What does this have to do with Bradstreet? In “Bliss Lost, Wisdom Gained: Contemplating Emblems and Enigmas in Anne Bradstreet’s ‘Contemplations,'” Michael G. Ditmore explains how Bradstreet’s “Contemplations” is informed by the early Modern emblem tradition:
Various critics have ably enriched our appreciation of the poem by attending carefully to the milieu of seventeenth-century European/English emblematic discourses and practices, especially as they were closely allied with non–Roman Catholic devotional exercises of introspective meditation and contemplation. …

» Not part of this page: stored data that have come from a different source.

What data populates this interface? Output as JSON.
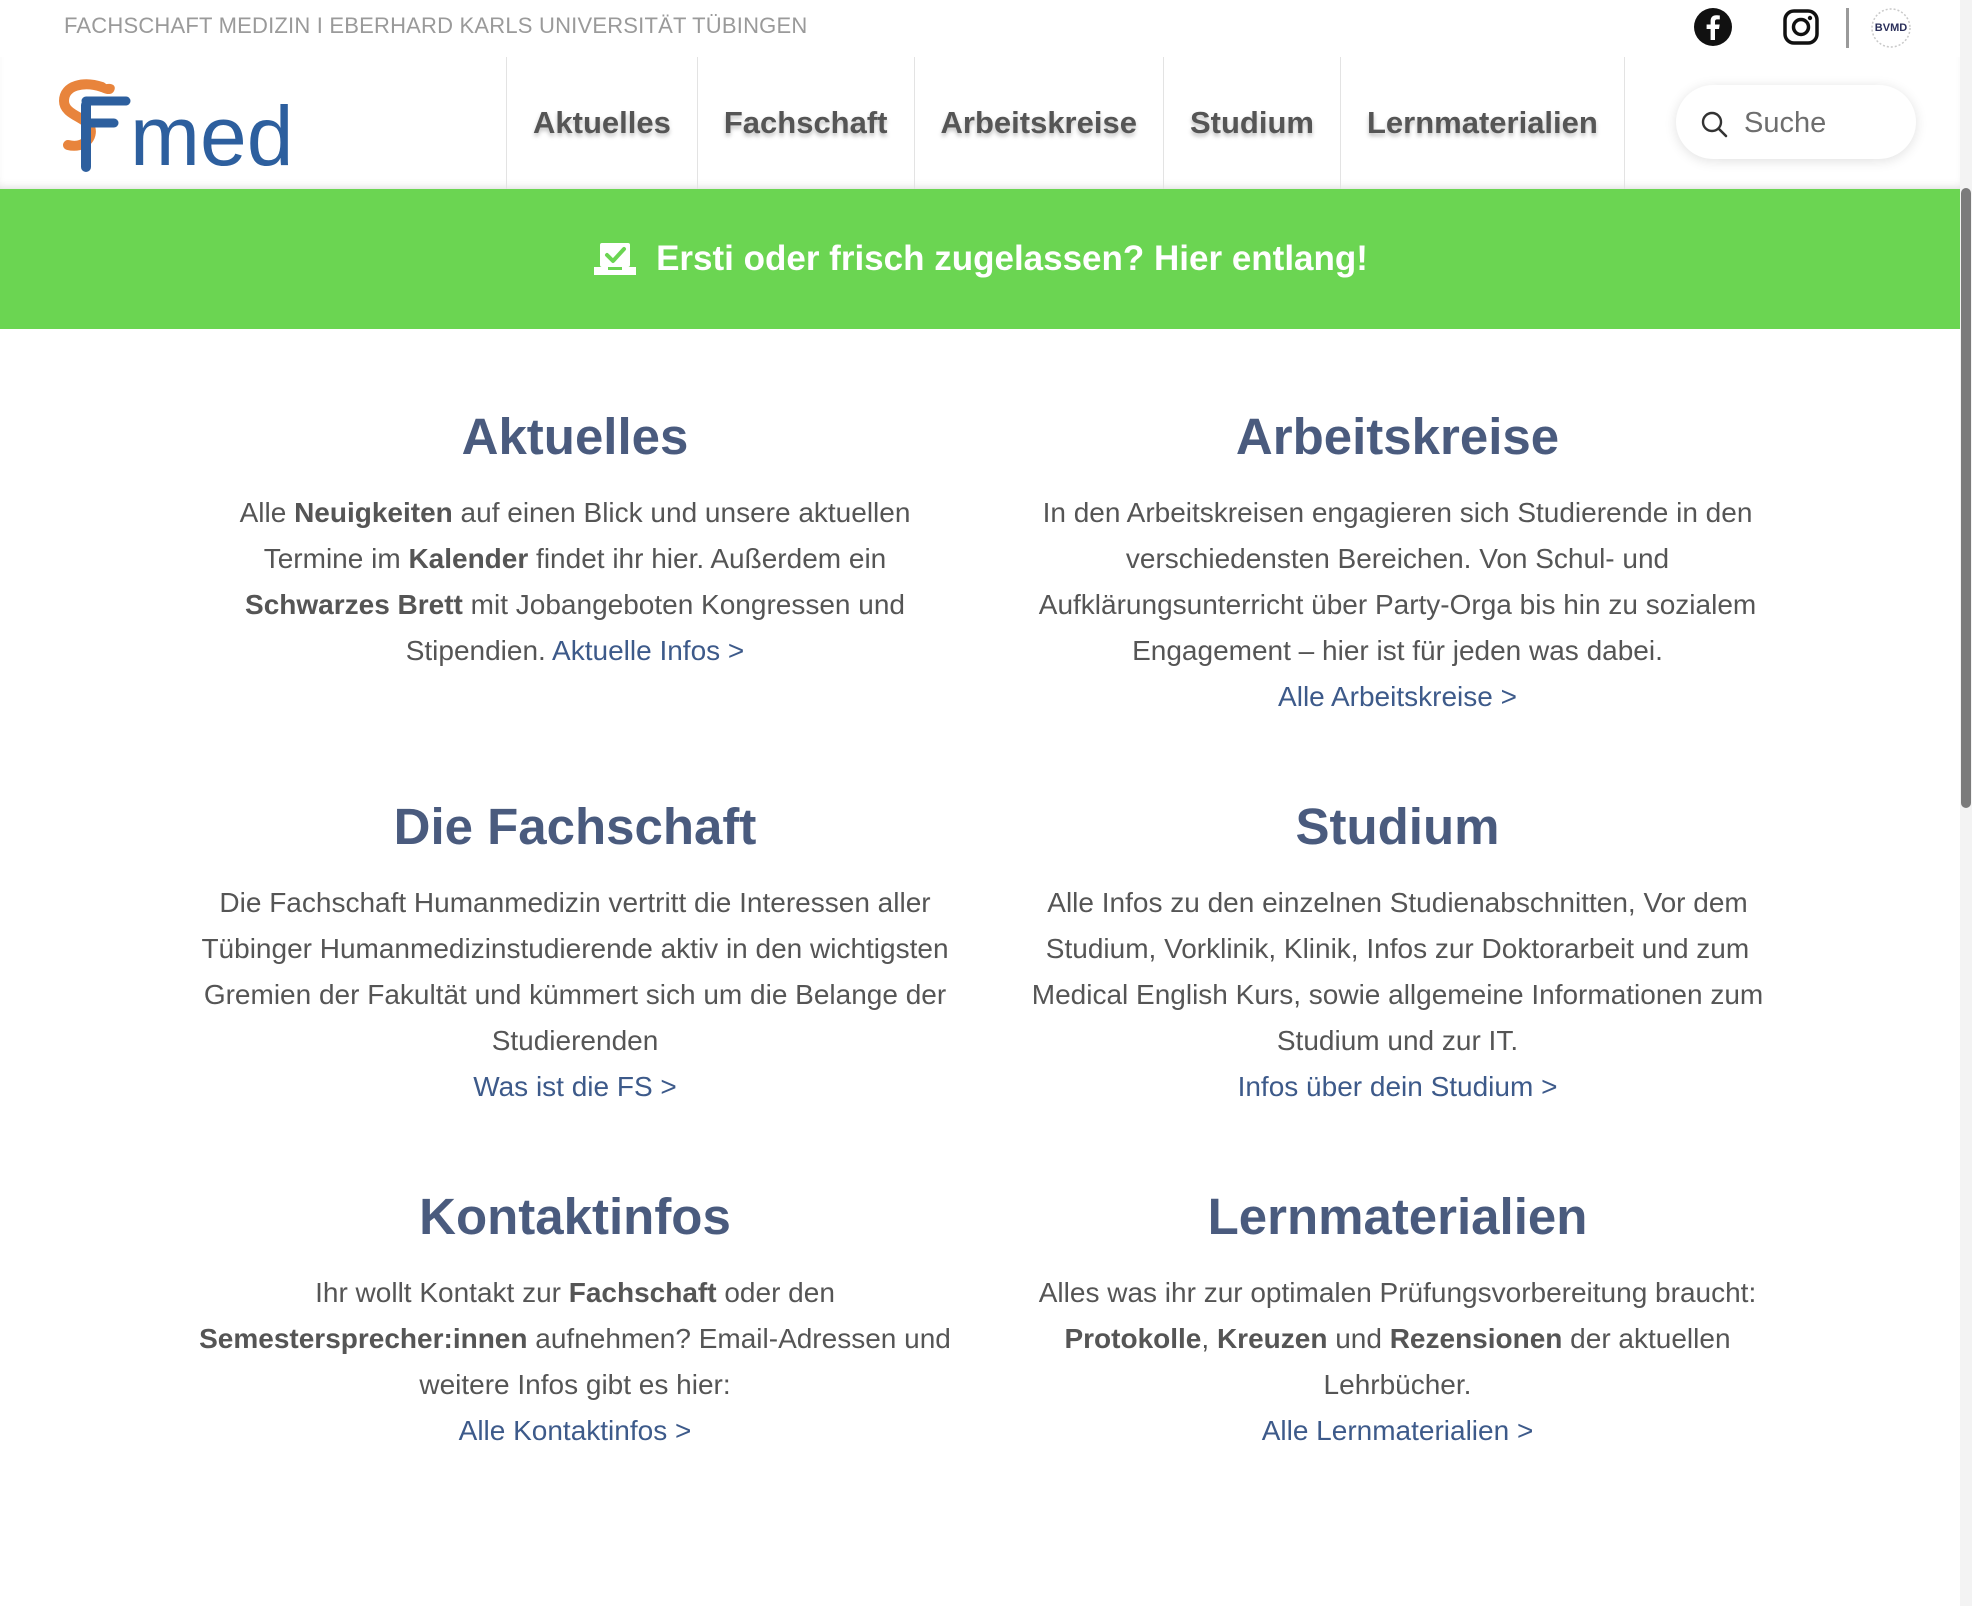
{
  "topbar": {
    "title": "FACHSCHAFT MEDIZIN I EBERHARD KARLS UNIVERSITÄT TÜBINGEN",
    "badge_text": "BVMD"
  },
  "header": {
    "logo_text": "med",
    "nav": [
      "Aktuelles",
      "Fachschaft",
      "Arbeitskreise",
      "Studium",
      "Lernmaterialien"
    ],
    "search_placeholder": "Suche"
  },
  "banner": {
    "text": "Ersti oder frisch zugelassen? Hier entlang!"
  },
  "cards": {
    "aktuelles": {
      "title": "Aktuelles",
      "t1": "Alle ",
      "b1": "Neuigkeiten",
      "t2": " auf einen Blick und unsere aktuellen Termine im ",
      "b2": "Kalender",
      "t3": " findet ihr hier. Außerdem ein ",
      "b3": "Schwarzes Brett",
      "t4": " mit Jobangeboten Kongressen und Stipendien. ",
      "link": "Aktuelle Infos >"
    },
    "arbeitskreise": {
      "title": "Arbeitskreise",
      "text": "In den Arbeitskreisen engagieren sich Studierende in den verschiedensten Bereichen. Von Schul- und Aufklärungsunterricht über Party-Orga bis hin zu sozialem Engagement – hier ist für jeden was dabei.",
      "link": "Alle Arbeitskreise >"
    },
    "fachschaft": {
      "title": "Die Fachschaft",
      "text": "Die Fachschaft Humanmedizin vertritt die Interessen aller Tübinger Humanmedizinstudierende aktiv in den wichtigsten Gremien der Fakultät und kümmert sich um die Belange der Studierenden",
      "link": "Was ist die FS >"
    },
    "studium": {
      "title": "Studium",
      "text": "Alle Infos zu den einzelnen Studienabschnitten, Vor dem Studium, Vorklinik, Klinik, Infos zur Doktorarbeit und zum Medical English Kurs, sowie allgemeine Informationen zum Studium und zur IT.",
      "link": "Infos über dein Studium >"
    },
    "kontakt": {
      "title": "Kontaktinfos",
      "t1": "Ihr wollt Kontakt zur ",
      "b1": "Fachschaft",
      "t2": " oder den ",
      "b2": "Semestersprecher:innen",
      "t3": " aufnehmen? Email-Adressen und weitere Infos gibt es hier:",
      "link": "Alle Kontaktinfos >"
    },
    "lernmaterialien": {
      "title": "Lernmaterialien",
      "t1": "Alles was ihr zur optimalen Prüfungsvorbereitung braucht: ",
      "b1": "Protokolle",
      "t2": ", ",
      "b2": "Kreuzen",
      "t3": " und ",
      "b3": "Rezensionen",
      "t4": " der aktuellen Lehrbücher.",
      "link": "Alle Lernmaterialien >"
    }
  },
  "colors": {
    "accent_green": "#6bd552",
    "heading_blue": "#4a5b7e",
    "link_blue": "#3d5a8a",
    "logo_orange": "#e8843c",
    "logo_blue": "#2d5f9e"
  }
}
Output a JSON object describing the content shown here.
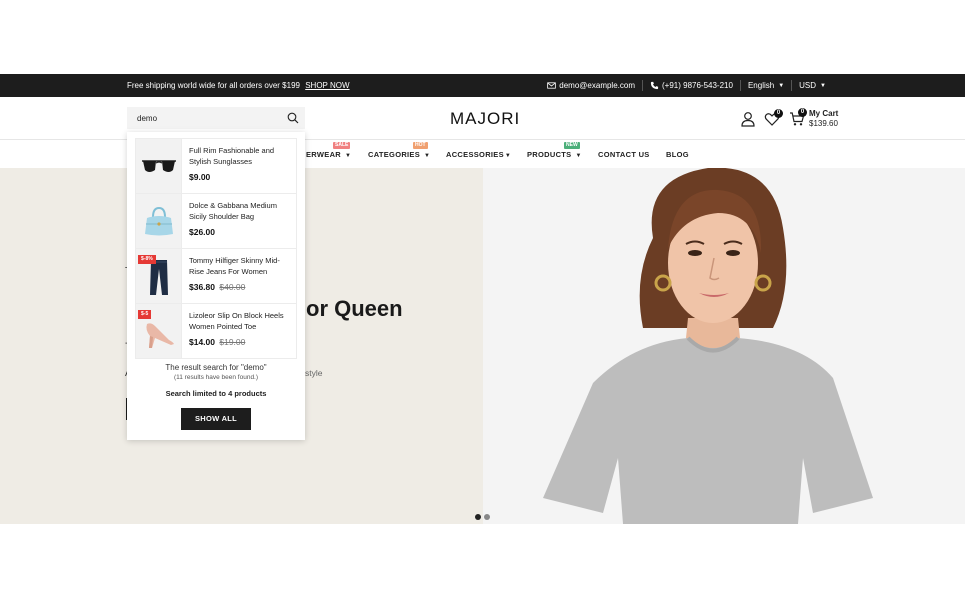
{
  "topbar": {
    "promo_text": "Free shipping world wide for all orders over $199",
    "promo_link": "SHOP NOW",
    "email": "demo@example.com",
    "phone": "(+91) 9876-543-210",
    "language": "English",
    "currency": "USD"
  },
  "header": {
    "search_value": "demo",
    "logo": "MAJORI",
    "wishlist_count": "0",
    "cart_count": "0",
    "cart_label": "My Cart",
    "cart_total": "$139.60"
  },
  "nav": {
    "items": [
      {
        "label": "ERWEAR",
        "tag": "SALE",
        "tag_color": "#f08080"
      },
      {
        "label": "CATEGORIES",
        "tag": "HOT",
        "tag_color": "#f0a070"
      },
      {
        "label": "ACCESSORIES"
      },
      {
        "label": "PRODUCTS",
        "tag": "NEW",
        "tag_color": "#4caf7a"
      },
      {
        "label": "CONTACT US"
      },
      {
        "label": "BLOG"
      }
    ]
  },
  "hero": {
    "headline_fragment": "or Queen",
    "sub_fragment": "style",
    "frag_1": "T",
    "frag_2": "-",
    "frag_3": "A"
  },
  "search_results": {
    "items": [
      {
        "name": "Full Rim Fashionable and Stylish Sunglasses",
        "price": "$9.00",
        "old_price": "",
        "discount": "",
        "icon": "sunglasses-icon"
      },
      {
        "name": "Dolce & Gabbana Medium Sicily Shoulder Bag",
        "price": "$26.00",
        "old_price": "",
        "discount": "",
        "icon": "bag-icon"
      },
      {
        "name": "Tommy Hilfiger Skinny Mid-Rise Jeans For Women",
        "price": "$36.80",
        "old_price": "$40.00",
        "discount": "$-8%",
        "icon": "jeans-icon"
      },
      {
        "name": "Lizoleor Slip On Block Heels Women Pointed Toe",
        "price": "$14.00",
        "old_price": "$19.00",
        "discount": "$-5",
        "icon": "heels-icon"
      }
    ],
    "result_line": "The result search for \"demo\"",
    "count_line": "(11 results have been found.)",
    "limit_line": "Search limited to 4 products",
    "show_all": "SHOW ALL"
  },
  "carousel": {
    "active_index": 0,
    "count": 2
  }
}
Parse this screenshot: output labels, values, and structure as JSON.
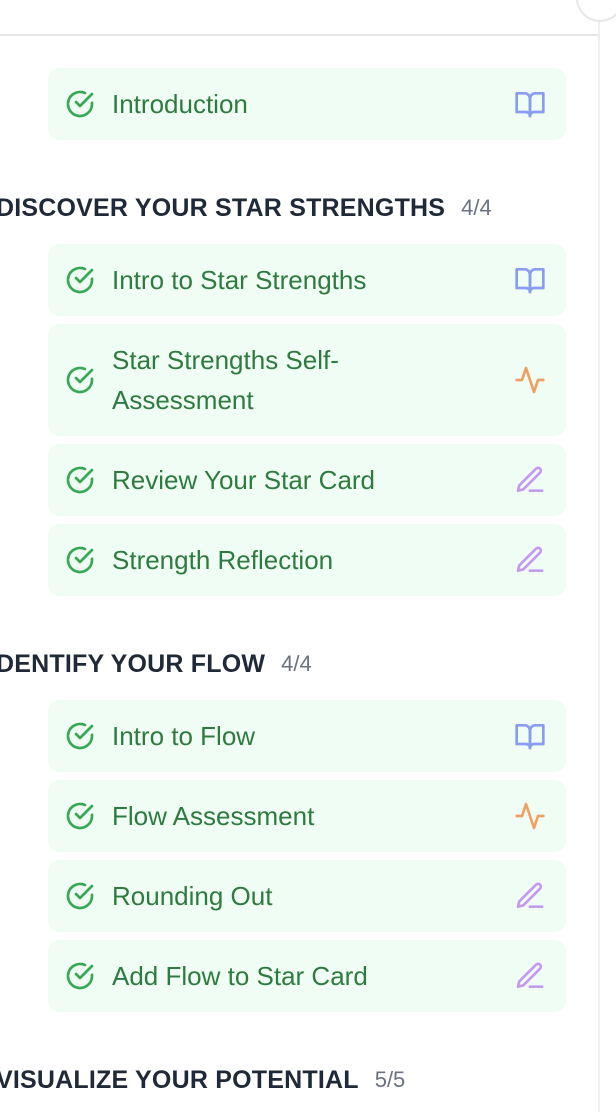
{
  "colors": {
    "step_bg": "#f0fdf4",
    "complete_text": "#2f7a40",
    "check_green": "#3aa757",
    "read_icon": "#8a9cf0",
    "assessment_icon": "#f0a062",
    "write_icon": "#c49af0"
  },
  "intro": {
    "steps": [
      {
        "label": "Introduction",
        "status": "complete",
        "type_icon": "book-open-icon"
      }
    ]
  },
  "sections": [
    {
      "title": "DISCOVER YOUR STAR STRENGTHS",
      "count": "4/4",
      "steps": [
        {
          "label": "Intro to Star Strengths",
          "status": "complete",
          "type_icon": "book-open-icon"
        },
        {
          "label": "Star Strengths Self-Assessment",
          "status": "complete",
          "type_icon": "activity-icon"
        },
        {
          "label": "Review Your Star Card",
          "status": "complete",
          "type_icon": "pen-line-icon"
        },
        {
          "label": "Strength Reflection",
          "status": "complete",
          "type_icon": "pen-line-icon"
        }
      ]
    },
    {
      "title": "DENTIFY YOUR FLOW",
      "count": "4/4",
      "steps": [
        {
          "label": "Intro to Flow",
          "status": "complete",
          "type_icon": "book-open-icon"
        },
        {
          "label": "Flow Assessment",
          "status": "complete",
          "type_icon": "activity-icon"
        },
        {
          "label": "Rounding Out",
          "status": "complete",
          "type_icon": "pen-line-icon"
        },
        {
          "label": "Add Flow to Star Card",
          "status": "complete",
          "type_icon": "pen-line-icon"
        }
      ]
    },
    {
      "title": "VISUALIZE YOUR POTENTIAL",
      "count": "5/5",
      "steps": []
    }
  ]
}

While there was considerable diversity in emblem usage, emblems were employed basically to concentrate the mind in spiritual exercise and direct it toward certain edifying moral and spiritual insights and improvement, and when emblems were tied specifically to Christian devotion the sources could be drawn directly from scriptural imagery, characters, or stories. Bradstreet was certainly familiar with emblematic art and piety, and it is clear that emblematic rationale informs both the poem’s method and its organizing principles. The poem’s emblematic and structural reasoning adheres to the prototypical rhythm and procedure conducted in the opening stanzas: the speaker concentrates attention on the details of a particular emblem for one or more stanzas, with moral/spiritual comment immediately following. This procedure is especially elaborated in the extensive attention to the sun in stanzas 4–7 (and the response in 8–9), which renders it as the dominant emblem of the first nine stanzas; similarly, she treats other emblems: rivers (st. 21–23), fish (st. 24–25), the “sweet-tongu’d Philomel” (st. 26–28), and the mariner (st. 31–32).
As you read “Contemplations,” one way to approach it is as a series of emblems intended to convey a deeper lesson. What do each of the emblems mean? And what does the poem as a whole mean?
The virtue, or benefit, of viewing nature emblematically is that it provides a sense of coherence and meaning in the face of newness and complexity. The fancy critical language of deconstruction might be something like: viewing physical surroundings emblematically creates meaning by tying them to “transcendental signifiers.” For a Puritan, the ultimate transcendental signifier is the Judeo-Christian God. Related signifiers might be: eternity, timelessness, holiness, purity, etc.
One of the most common emblems you’re probably familiar with is the sun. In religious meditative traditions, the physical sun often becomes a type or image of the invisible Being that is the source of all things (there are variations of this in indigenous thinking, not just Judeo-Christian thought).
When settling in the New World, Puritans often relied on emblematic thinking to ground themselves, especially when faced with so much physical nature and such a dearth of “civilization.” It provided stability.
However, the cost of emblematic thinking, and Puritan meditation more generally, is that it sometimes is in tension with embracing the particularity of the physical object. If God becomes the transcendental signified, how important is it to labor over the details of humble signifiers? Is nature important only insofar as it reminds the spiritual meditator of certain eternal truths? These are questions later poets would tackle directly.
Bradstreet’s “Contemplations” is a great example of this tension (between things as emblems and things as highly particular) in Puritan meditative poetry. On the one hand, it begins to include details of the New World (such as the “stately oak” from stanza 3); but, on the other hand, it’s hard to classify this poem as a “nature” poem in the normal sense precisely because Nature is presented as merely a means of transport.